Once the LSSSE respondents enter practice, moreover, they may be less sanguine about their preparation. Many new lawyers in our focus groups told us that their first year of practice was a “trial by fire.” They struggled to counsel clients, develop strategies, and resolve matters with little supervision. Once on the job, they discovered that they needed more job-related skills than law school provided. Why, they asked, didn’t law school better prepare them for the full range of their work?
Legal educators often say that employers are better suited than professors to teach advanced practice skills. Law school, they argue, properly focuses on teaching basic skills (such as case analysis), threshold concepts, and detailed doctrine. But our research partially disputes that claim. New lawyers undoubtedly need the basic skills and threshold concepts that law school instills. But once they possess those competencies, employers are quite capable of teaching junior lawyers specialized doctrine. Indeed, many new lawyers practice in fields that they never studied. In contrast, employers lack both time and expertise to teach advanced skills like counseling clients, gathering relevant facts, and negotiating with adversaries.
Law school is the place to learn these complex skills.
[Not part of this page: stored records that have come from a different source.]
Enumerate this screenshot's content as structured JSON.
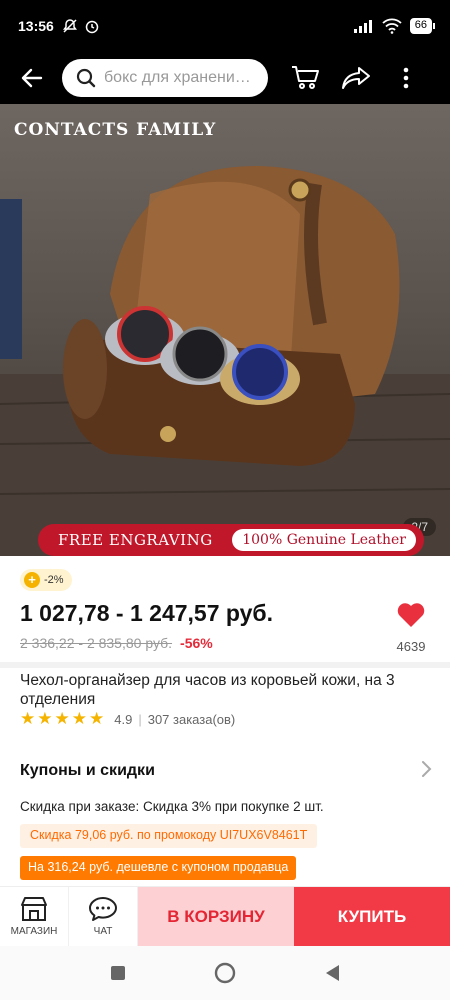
{
  "status_bar": {
    "time": "13:56",
    "battery": "66"
  },
  "header": {
    "search_placeholder": "бокс для хранения ..."
  },
  "product_image": {
    "brand": "CONTACTS FAMILY",
    "counter": "2/7",
    "promo_left": "FREE ENGRAVING",
    "promo_right": "100% Genuine Leather"
  },
  "price": {
    "discount_chip": "-2%",
    "current_range": "1 027,78 - 1 247,57 руб.",
    "old_range": "2 336,22 - 2 835,80 руб.",
    "discount_percent": "-56%",
    "favorites_count": "4639"
  },
  "product": {
    "title": "Чехол-органайзер для часов из коровьей кожи, на 3 отделения",
    "rating": "4.9",
    "separator": "|",
    "orders": "307 заказа(ов)",
    "stars": 5
  },
  "coupons": {
    "heading": "Купоны и скидки",
    "order_discount": "Скидка при заказе: Скидка 3% при покупке 2 шт.",
    "promo_code": "Скидка 79,06 руб. по промокоду UI7UX6V8461T",
    "seller_coupon": "На 316,24 руб. дешевле с купоном продавца"
  },
  "bottom_bar": {
    "shop_label": "МАГАЗИН",
    "chat_label": "ЧАТ",
    "cart_label": "В КОРЗИНУ",
    "buy_label": "КУПИТЬ"
  },
  "colors": {
    "accent_red": "#f23a46",
    "cart_bg": "#fdd0d3",
    "promo_orange": "#ff7a00",
    "star": "#f5b400"
  }
}
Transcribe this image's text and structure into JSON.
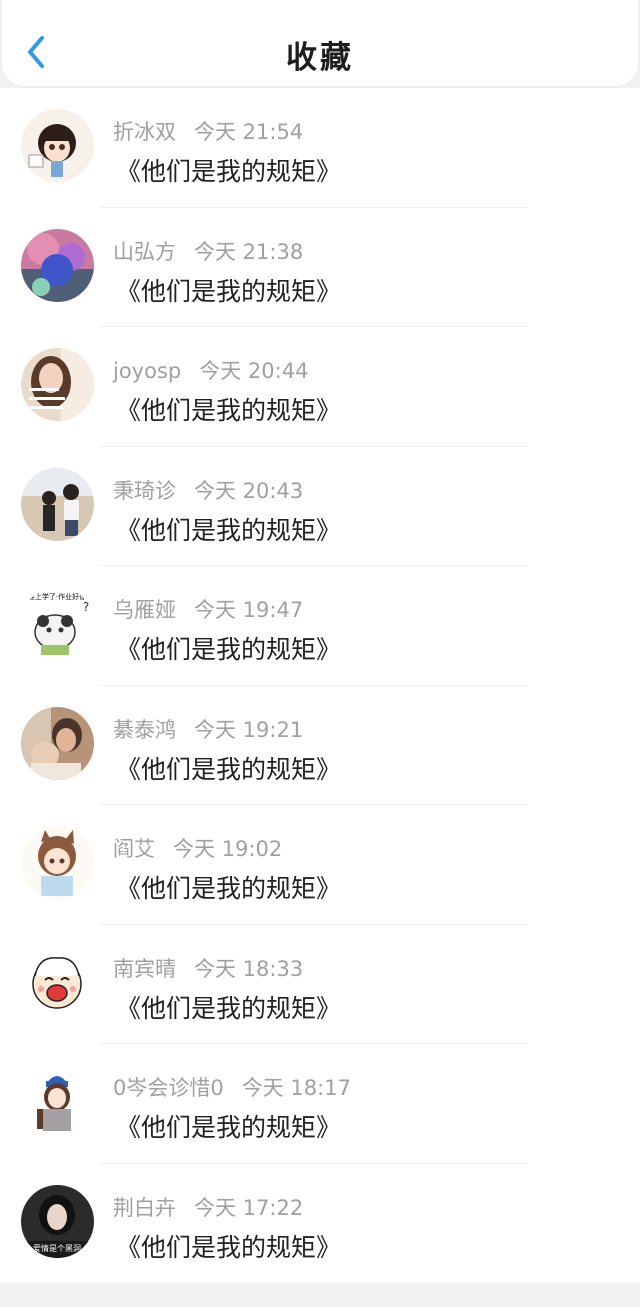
{
  "header": {
    "title": "收藏",
    "back_icon": "chevron-left-icon",
    "accent_color": "#2d9be4"
  },
  "items": [
    {
      "name": "折冰双",
      "time": "今天 21:54",
      "content": "《他们是我的规矩》"
    },
    {
      "name": "山弘方",
      "time": "今天 21:38",
      "content": "《他们是我的规矩》"
    },
    {
      "name": "joyosp",
      "time": "今天 20:44",
      "content": "《他们是我的规矩》"
    },
    {
      "name": "秉琦诊",
      "time": "今天 20:43",
      "content": "《他们是我的规矩》"
    },
    {
      "name": "乌雁娅",
      "time": "今天 19:47",
      "content": "《他们是我的规矩》"
    },
    {
      "name": "綦泰鸿",
      "time": "今天 19:21",
      "content": "《他们是我的规矩》"
    },
    {
      "name": "阎艾",
      "time": "今天 19:02",
      "content": "《他们是我的规矩》"
    },
    {
      "name": "南宾晴",
      "time": "今天 18:33",
      "content": "《他们是我的规矩》"
    },
    {
      "name": "0岑会诊惜0",
      "time": "今天 18:17",
      "content": "《他们是我的规矩》"
    },
    {
      "name": "荆白卉",
      "time": "今天 17:22",
      "content": "《他们是我的规矩》"
    }
  ],
  "avatar_texts": {
    "item_5": "今天要上学了·作业好像还没",
    "item_10": "爱情是个黑洞"
  }
}
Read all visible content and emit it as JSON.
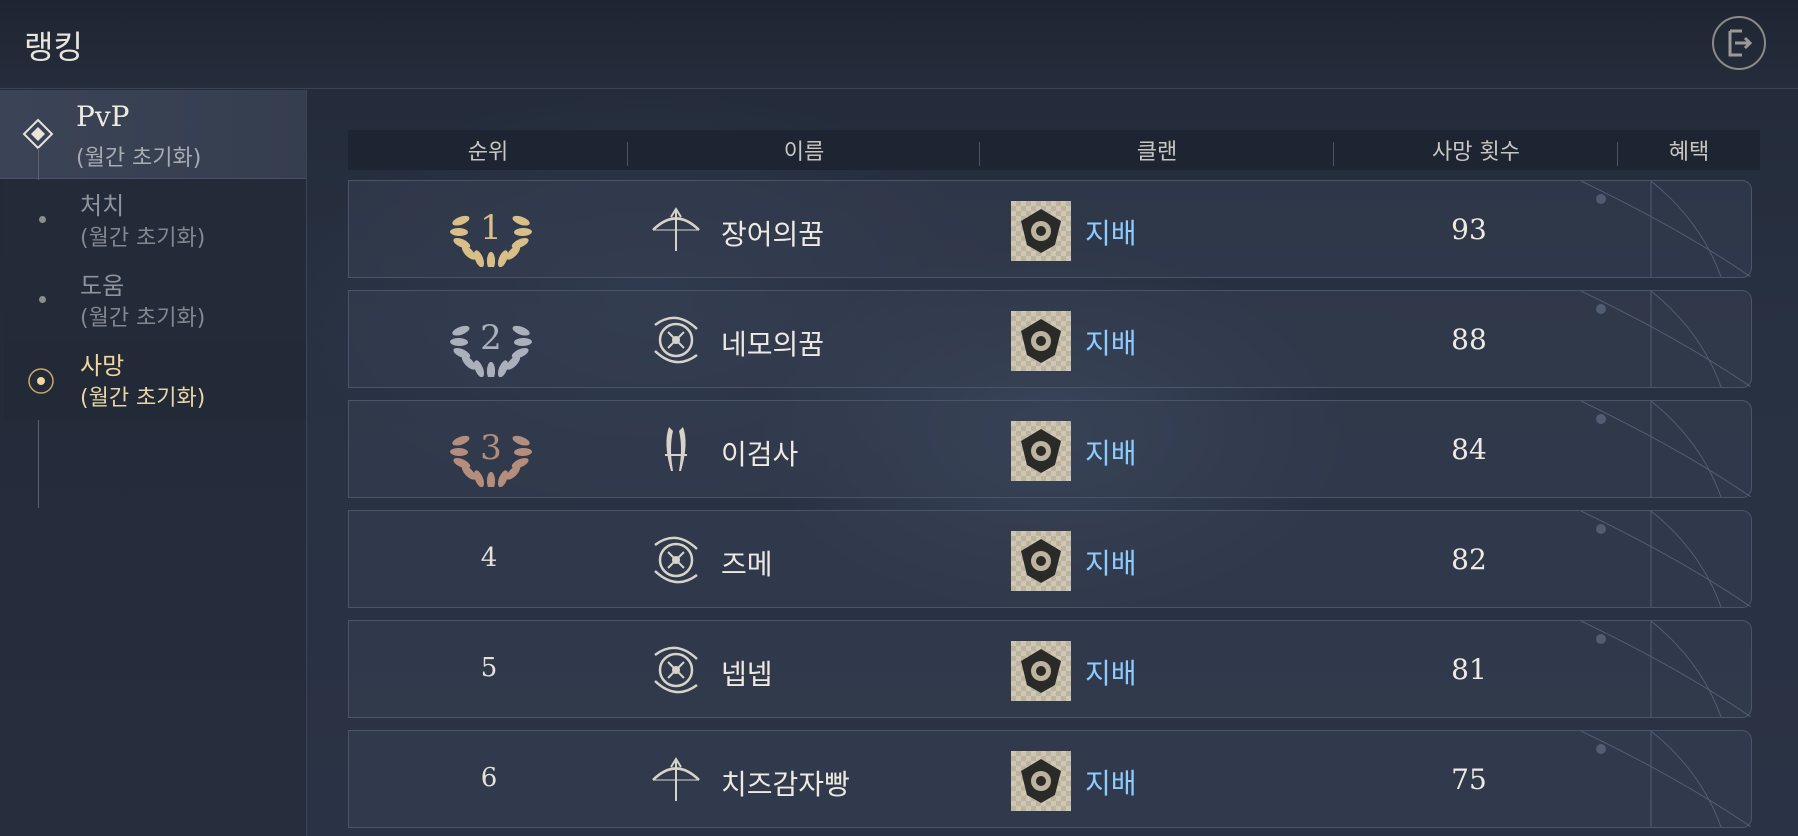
{
  "header": {
    "title": "랭킹",
    "exit_icon": "exit-icon"
  },
  "sidebar": {
    "group": {
      "label": "PvP",
      "sub": "(월간 초기화)",
      "icon": "diamond-icon"
    },
    "items": [
      {
        "label": "처치",
        "sub": "(월간 초기화)",
        "active": false
      },
      {
        "label": "도움",
        "sub": "(월간 초기화)",
        "active": false
      },
      {
        "label": "사망",
        "sub": "(월간 초기화)",
        "active": true
      }
    ]
  },
  "table": {
    "columns": [
      "순위",
      "이름",
      "클랜",
      "사망 횟수",
      "혜택"
    ],
    "rows": [
      {
        "rank": "1",
        "class_icon": "bow-icon",
        "name": "장어의꿈",
        "clan": "지배",
        "deaths": "93"
      },
      {
        "rank": "2",
        "class_icon": "compass-icon",
        "name": "네모의꿈",
        "clan": "지배",
        "deaths": "88"
      },
      {
        "rank": "3",
        "class_icon": "dual-blade-icon",
        "name": "이검사",
        "clan": "지배",
        "deaths": "84"
      },
      {
        "rank": "4",
        "class_icon": "compass-icon",
        "name": "즈메",
        "clan": "지배",
        "deaths": "82"
      },
      {
        "rank": "5",
        "class_icon": "compass-icon",
        "name": "넵넵",
        "clan": "지배",
        "deaths": "81"
      },
      {
        "rank": "6",
        "class_icon": "bow-icon",
        "name": "치즈감자빵",
        "clan": "지배",
        "deaths": "75"
      }
    ]
  },
  "colors": {
    "gold": "#d9bf85",
    "silver": "#aab1bb",
    "bronze": "#b48e7a",
    "clan_text": "#8ecbff",
    "active_menu": "#f2d69a"
  }
}
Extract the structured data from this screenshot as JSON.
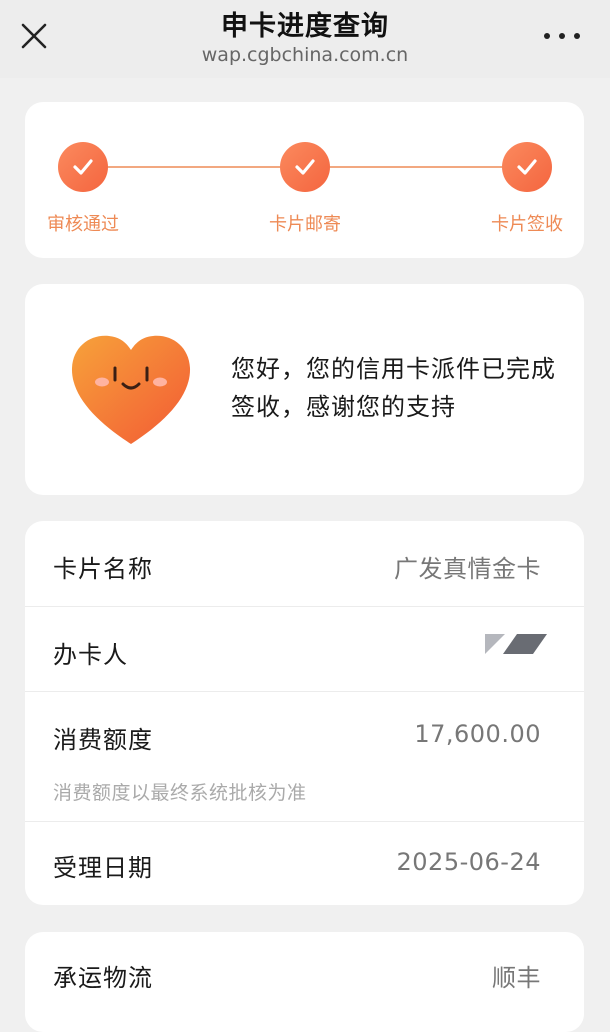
{
  "header": {
    "title": "申卡进度查询",
    "url": "wap.cgbchina.com.cn",
    "close_icon": "close-icon",
    "more_icon": "more-icon"
  },
  "progress": {
    "accent_color": "#f4653f",
    "steps": [
      {
        "label": "审核通过",
        "done": true
      },
      {
        "label": "卡片邮寄",
        "done": true
      },
      {
        "label": "卡片签收",
        "done": true
      }
    ]
  },
  "notice": {
    "icon": "smiling-heart-icon",
    "message": "您好，您的信用卡派件已完成签收，感谢您的支持"
  },
  "details": {
    "card_name_label": "卡片名称",
    "card_name_value": "广发真情金卡",
    "applicant_label": "办卡人",
    "credit_limit_label": "消费额度",
    "credit_limit_value": "17,600.00",
    "credit_limit_note": "消费额度以最终系统批核为准",
    "accept_date_label": "受理日期",
    "accept_date_value": "2025-06-24"
  },
  "logistics": {
    "carrier_label": "承运物流",
    "carrier_value": "顺丰"
  }
}
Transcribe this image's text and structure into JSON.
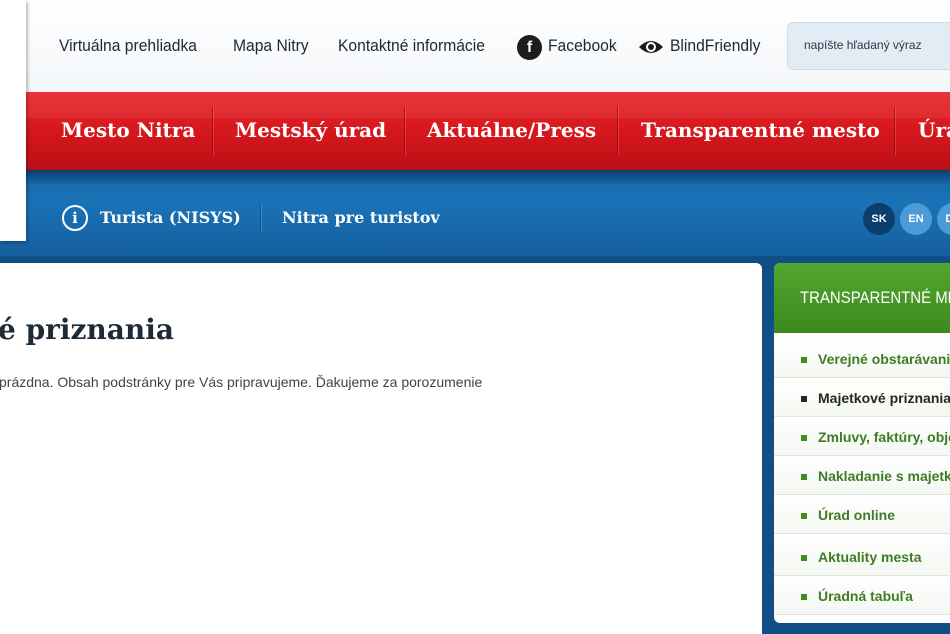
{
  "topbar": {
    "links": [
      "Virtuálna prehliadka",
      "Mapa Nitry",
      "Kontaktné informácie"
    ],
    "facebook": "Facebook",
    "blind_friendly": "BlindFriendly",
    "search_placeholder": "napíšte hľadaný výraz"
  },
  "main_nav": [
    "Mesto Nitra",
    "Mestský úrad",
    "Aktuálne/Press",
    "Transparentné mesto",
    "Úrad"
  ],
  "sub_nav": {
    "info_icon": "i",
    "items": [
      "Turista (NISYS)",
      "Nitra pre turistov"
    ]
  },
  "languages": [
    "SK",
    "EN",
    "DE"
  ],
  "page": {
    "title": "é priznania",
    "message": "prázdna. Obsah podstránky pre Vás pripravujeme. Ďakujeme za porozumenie"
  },
  "sidebar": {
    "title": "TRANSPARENTNÉ MESTO",
    "items": [
      "Verejné obstarávanie",
      "Majetkové priznania",
      "Zmluvy, faktúry, objednávky",
      "Nakladanie s majetkom",
      "Úrad online",
      "Aktuality mesta",
      "Úradná tabuľa"
    ],
    "active_index": 1
  },
  "colors": {
    "red_nav": "#d4171d",
    "blue_nav": "#1a72b6",
    "green_header": "#4a9a2a",
    "sidebar_link": "#3e7d24"
  },
  "icons": [
    "facebook-icon",
    "eye-icon",
    "info-icon",
    "bullet-icon"
  ]
}
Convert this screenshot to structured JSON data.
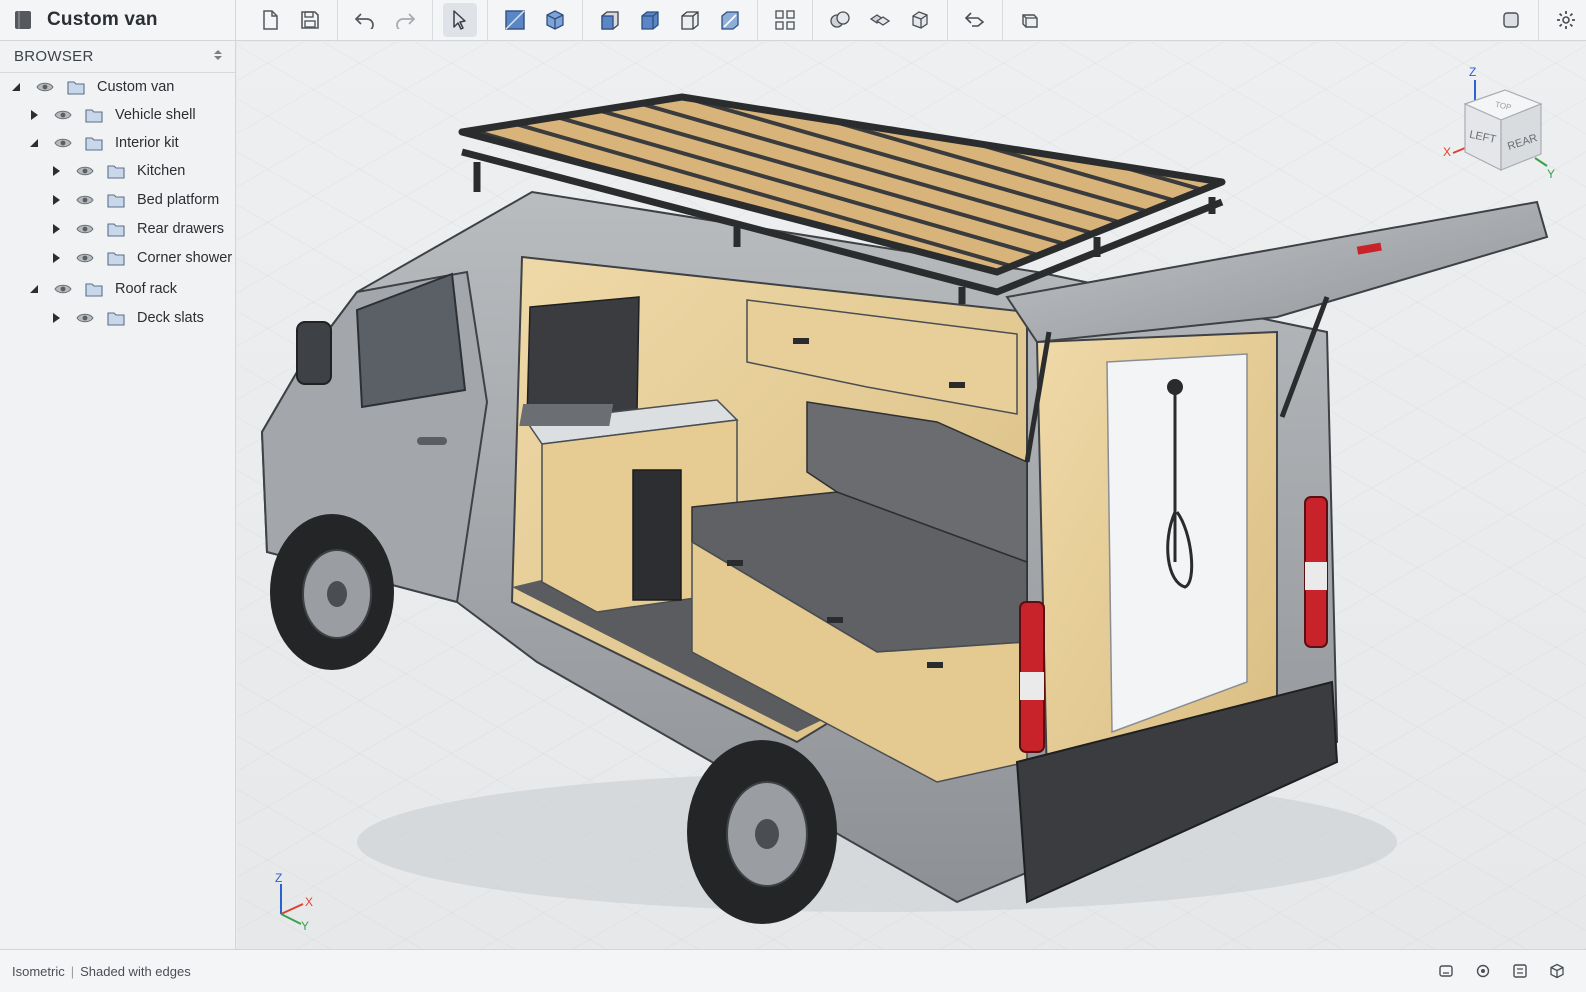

Clinicians and other skills professors know how to teach cognitive skills like counseling, fact gathering, and negotiating. They also know how to provide feedback to novices and coach them to competence. Workplaces offer opportunities to hone professional skills, but schools are the best place to learn the basics.
Some lawyers think of counseling, fact gathering, and negotiating as soft skills that can’t be taught. But there’s nothing soft or unteachable about these skills. They’re harder to teach than the skills we teach in the first-year curriculum, but they’re quite teachable. Think of these skills as the second stage of learning to think like a lawyer. First-year students learn how to analyze legal materials, synthesize those materials, and apply legal rules to hypothetical problems. Those skills lay a foundation for learning more complex skills like counseling, fact gathering, and negotiating. The latter skills require students to add multi-dimensional clients, uncertain legal processes, and shifting fact patterns to their two-dimensional analyses.
If we want our graduates to serve clients effectively, law schools must step into the fourth dimension. Before graduation, every student should learn to counsel clients, gather facts, negotiate, and perform the other multi-dimensional skills embodied in the twelve building blocks listed above. The LSSSE survey can help us continue to track progress on that essential front.